Solotaroff had ideas, he had anger and he was ready to be broken by his decade.  A kind of anti-Podhoretz, Commentary alumni both, Solotaroff was open to the crazy societal breakdown even as Podhoretz was enraged by it.  Furthermore, TS was not a directive editor, he had no political agenda, the agony of culture shock was his centrality and like the writers he brought into the magazine he was willing to take a chance on almost anything.  Usually the outcome was disastrous but that was the fun part...the intelligentsia wallowed in 60's and 70's disaster the way their grandfathers in Paris had wallowed in anomie.
 
There is another aspect to the greatness and tragedy of this magazine (published as a mass market paperback but Solotaroff insisted that its impulse and immediacy were clearly founded on a magazine's premise): it was the last shot of rapidly dying pre-conglomerate publishing to exalt the democratic ideal.  New American Library had already been acquired (the year before the Review's first issue) by the Los Angeles Times Syndicate and by the mid-seventies the conglomerates had moved in rapidly toward the universal captivity they exercise.  But New American Library, founded as a mass market paperback firm with a high-end intellectual imprint, Mentor Books, had personnel with a guiding principle: Great Reading For the Millions and Freud, Henry James, Mailer, John Horne Burns, Faulkner, William Gaddis, the most unlikely sources were for Mentor and New American Library the most likely of all.  The populist mission was to educate, to uplift, to put Nietzsche or Freud in the longshoreman's pocket and turn him into Eric Hoffer.

The Review was centrally placed in that tradition.  If it was not mass-market, if it could not command a general audience Solotaroff believed (and so stated in the editorial of the opening issue) then it had no business existing.  His vision and that of his publisher was very close to that of the great science fiction editors and writers of the preceding decade...thought, writing, active speculation were for the masses and meant to influence the masses or they were not anything at all.

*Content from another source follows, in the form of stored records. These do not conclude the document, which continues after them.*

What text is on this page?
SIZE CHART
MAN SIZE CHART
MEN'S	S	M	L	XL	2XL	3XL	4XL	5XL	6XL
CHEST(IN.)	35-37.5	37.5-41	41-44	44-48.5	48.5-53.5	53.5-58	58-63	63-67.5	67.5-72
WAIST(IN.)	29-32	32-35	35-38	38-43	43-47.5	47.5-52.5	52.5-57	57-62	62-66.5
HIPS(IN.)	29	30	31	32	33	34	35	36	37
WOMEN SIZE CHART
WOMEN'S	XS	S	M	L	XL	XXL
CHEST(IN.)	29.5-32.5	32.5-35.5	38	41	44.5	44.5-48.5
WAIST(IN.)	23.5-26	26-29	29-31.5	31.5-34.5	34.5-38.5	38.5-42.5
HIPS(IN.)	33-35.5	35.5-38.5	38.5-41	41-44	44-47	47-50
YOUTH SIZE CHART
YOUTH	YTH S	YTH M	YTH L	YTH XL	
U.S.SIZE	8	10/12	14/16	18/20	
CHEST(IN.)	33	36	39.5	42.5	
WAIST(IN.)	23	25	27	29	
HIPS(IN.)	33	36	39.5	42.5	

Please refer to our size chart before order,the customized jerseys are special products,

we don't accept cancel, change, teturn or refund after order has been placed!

Sales, initially encouraging, maybe 50,000, steadily retreated of course and New American Library's masters were eager to shed the publication.  It [eventually] became a kind of welfare project for Bantam which never really wanted it and when Nixon flew away from the defunct universal draft and Vietnam project, Solotaroff was presiding over an originating zeitgeist which no longer existed.  Such is the fate of editors everywhere (politicians, more malleable, can last longer).  The Review ended, Solotaroff became an editor of novels at Harper and when predictably he and Murdoch failed to quite enjoy one another, Solotaroff drifted into a kind of obscurity I wish had been designed for Podhoretz.  A great early run, though.
My friend in the Syracuse University Masters Program in Creative Writing, Arlene Heyman, sold the Review two stories (Bennington alum: the Malamud connection helped) and understandably opted to enter Medical School at nearly 30 and become a shrink.  The only way she could deal with the 60's was to put them on the couch.
                                  
July 2013: New Jersey

Copyright © 2013 by Barry N. Malzberg



(Mason: As I've noted before, another student in the Syracuse writing program at the same time as Barry was Joyce Carol Oates, both of whom coincidentally eventually have resided in New Jersey in the decades afterward, that if there is a section of the Syracuse campus library devoted to the works of that class, between them Malzberg and Oates might not fill a wing, but certainly with single editions of their published work alone they alone would fill a sizable bookcase...with even the least of those works from either at least thoughtful and evidence of great talent and artistry, the best devastating.

Barry Malzberg has been writer, editor, literary agent, critic, and more, most visibly in the fantastic-fiction community, but also in crime fiction and other fields. The Very Best of Barry Malzberg has just been published.)